Matt and Shane definitely made a very funny point by making every usability testing mistake possible in just 30 minutes.
A very entertaining and refreshing presentation to wrap the day up with.
UX Australia 2011 Day Two
To me this was an interesting presentation, because it was very similar to something that I had also thought about doing a few times in the retail world. Bob works at a large US consumer product retail company as the User Experience Manager. His presentation focused primarily on using smartphones to scan QR codes that appear on the labels of products they sell in the retail stores. Scanning the QR code allows the user to access additional information that they otherwise would not have. This can then be used to help make a more informed purchase decision.
What I found of particular interest was the user testing scenarios that Bob showed. Test facilitators took participants into a store and got them to try and scan a QR code with a smartphone. Whilst it worked for the majority of participants, sometimes the code didn’t scan, other times participants didn’t know what to scan and others had no concept as to what QR codes are. However Bob highlights the fact that this particular implementation has overall gone very well at his company.
Follow Bob on twitter: @hello_bob_burns
For me, this was one of the most intriguing and therefore probably my favourite presentation of the conference.
Rob started off by giving a brief history of human input devices starting off with the mouse and keyboard era. He then proceeded onto modern and future sensors ranging from accelerometers to compasses, NFC, Augmented Reality and even other sensors I’ve never heard of before. He also elaborated on how these new sensors will usher in and create new design opportunities and innovations for us to explore.
From Rob’s Presentation Overview:
What does it mean when your apps can see, hear and feel? Digital sensors are flooding through our daily life. Mobile devices have microphones, cameras, accelerometers, digital compasses and now near field communication (NFC) chips and scanners. But this is all just the very start. These small digital sensors are shrinking even further and just as Mark Weiser predicted, they are soaking into the world around you.
Follow Rob on twitter: @nambor
I found Rod and Oliver’s presentation to be very enjoyable. They discussed current trends in Mobile UX and application development. Of particular interest was how they spoke about Rapid Prototyping and the various mobile development tools, technologies and frameworks they used to create apps.

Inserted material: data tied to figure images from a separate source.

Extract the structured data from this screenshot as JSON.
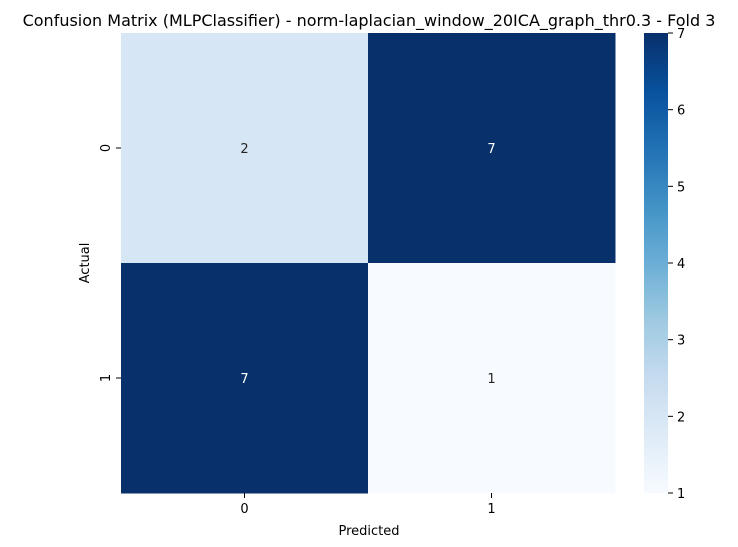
{
  "chart_data": {
    "type": "heatmap",
    "title": "Confusion Matrix (MLPClassifier) - norm-laplacian_window_20ICA_graph_thr0.3 - Fold 3",
    "xlabel": "Predicted",
    "ylabel": "Actual",
    "x_categories": [
      "0",
      "1"
    ],
    "y_categories": [
      "0",
      "1"
    ],
    "values": [
      [
        2,
        7
      ],
      [
        7,
        1
      ]
    ],
    "colormap": "Blues",
    "vmin": 1,
    "vmax": 7,
    "colorbar_ticks": [
      "1",
      "2",
      "3",
      "4",
      "5",
      "6",
      "7"
    ],
    "annotations": true
  }
}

Some of these they discussed were Flowella, Omnigraffle, App Cooker, Liveview, JQuery Mobile, HTML & CSS.
I particularly liked how they used dropbox as a server to view and test HTML and CSS files on mobile devices.
From Oliver and Rod’s Presentation Overview:
Mobile Devices have changed how people communicate and access internet based services, but many mobile services still don’t harness the full benefits of the mobile user experience. The mobile and personal nature of these devices creates problems for observing/tracking interactions within the lab and especially out in the field.
The main conference presentations have been uploaded onto the UX Australia Website. Here you will find the slides and some other goodies for most of the presentations from the conference. Be sure to check it out.
All up, I found the whole event to be very insightful and entertaining. It was great to hear opinions and experiences from other UX designers in the industry. UX Australia 2011 also provided a great opportunity to network and meet like minded people. I would definitely recommend to anyone interested in the industry to get along to UX Australia 2012.